Consider the following code. What will it print?

    auto arr=new ulong delegate()[5];

    foreach(i;0..arr.length){
        arr[i]=()=>i;
    }

    writeln(arr.map!`a()`());

It is natural to expect that it will print [0, 1, 2, 3, 4], but it actually prints [5, 5, 5, 5, 5]. The reason is obvious - all the delegates refer to the same `i` in their closures, and at the end of the loop that `i` is set to `5`.

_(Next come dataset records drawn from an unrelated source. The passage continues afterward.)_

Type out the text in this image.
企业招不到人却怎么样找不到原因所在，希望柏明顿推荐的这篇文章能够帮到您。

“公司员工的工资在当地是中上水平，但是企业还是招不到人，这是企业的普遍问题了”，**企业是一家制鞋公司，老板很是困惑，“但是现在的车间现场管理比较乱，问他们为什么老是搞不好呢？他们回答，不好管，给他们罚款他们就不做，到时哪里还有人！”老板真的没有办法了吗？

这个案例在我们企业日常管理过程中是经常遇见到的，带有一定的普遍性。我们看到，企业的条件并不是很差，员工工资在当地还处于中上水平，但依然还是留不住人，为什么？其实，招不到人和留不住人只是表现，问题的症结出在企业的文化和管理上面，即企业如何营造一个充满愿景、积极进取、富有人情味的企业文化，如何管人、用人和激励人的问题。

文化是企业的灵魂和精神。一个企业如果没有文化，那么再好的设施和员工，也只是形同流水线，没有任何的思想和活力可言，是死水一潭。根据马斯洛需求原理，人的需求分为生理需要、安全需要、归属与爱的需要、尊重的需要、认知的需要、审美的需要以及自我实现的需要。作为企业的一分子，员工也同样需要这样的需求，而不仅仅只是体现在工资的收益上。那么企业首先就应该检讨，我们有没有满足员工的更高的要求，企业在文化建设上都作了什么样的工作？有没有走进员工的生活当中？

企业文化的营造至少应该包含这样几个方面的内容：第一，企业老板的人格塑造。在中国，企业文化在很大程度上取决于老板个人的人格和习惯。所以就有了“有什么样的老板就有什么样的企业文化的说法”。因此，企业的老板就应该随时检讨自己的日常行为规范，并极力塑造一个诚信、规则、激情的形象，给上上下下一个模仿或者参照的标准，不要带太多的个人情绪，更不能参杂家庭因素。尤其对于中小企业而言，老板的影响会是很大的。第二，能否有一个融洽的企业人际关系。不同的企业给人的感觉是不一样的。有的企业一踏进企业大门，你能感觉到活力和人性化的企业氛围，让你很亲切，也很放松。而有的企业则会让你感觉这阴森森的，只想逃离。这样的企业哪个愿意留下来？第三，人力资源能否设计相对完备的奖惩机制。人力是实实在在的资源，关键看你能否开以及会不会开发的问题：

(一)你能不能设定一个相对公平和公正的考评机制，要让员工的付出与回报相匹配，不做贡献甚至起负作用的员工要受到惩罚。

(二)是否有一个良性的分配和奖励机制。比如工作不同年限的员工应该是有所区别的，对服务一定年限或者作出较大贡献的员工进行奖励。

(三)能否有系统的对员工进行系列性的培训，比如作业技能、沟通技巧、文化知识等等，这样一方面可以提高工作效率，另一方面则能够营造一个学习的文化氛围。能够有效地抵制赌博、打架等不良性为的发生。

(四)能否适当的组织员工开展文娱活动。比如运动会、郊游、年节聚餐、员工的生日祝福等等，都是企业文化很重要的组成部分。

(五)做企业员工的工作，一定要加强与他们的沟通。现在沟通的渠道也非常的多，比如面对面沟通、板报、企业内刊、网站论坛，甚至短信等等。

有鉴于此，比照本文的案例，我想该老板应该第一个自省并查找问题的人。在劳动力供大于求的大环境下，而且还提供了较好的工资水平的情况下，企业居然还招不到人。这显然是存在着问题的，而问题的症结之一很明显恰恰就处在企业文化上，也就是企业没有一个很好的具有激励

While this makes some sense when you consider how the closures are implemented, it is still not what you expect from that code. `i` is supposed to be local to each iteration of the loop, and here it "leaks" between the iterations.

There is an hackaround:

    auto arr=new ulong delegate()[5];

    foreach(i;0..arr.length){
        arr[i]=(j=>()=>j)(i);
    }

    writeln(arr.map!`a()`());

This prints [0, 1, 2, 3, 4] as expected, since we use another function to create a separate stack frame to store the value of `i`. A different way to implement that idea:

    auto arr=new ulong delegate()[5];

    foreach(i;0..arr.length){
        arr[i]={
            auto j=i;
            return ()=>j;
        }();
    }

    writeln(arr.map!`a()`());



Can this be fixed? *Should* this be fixed?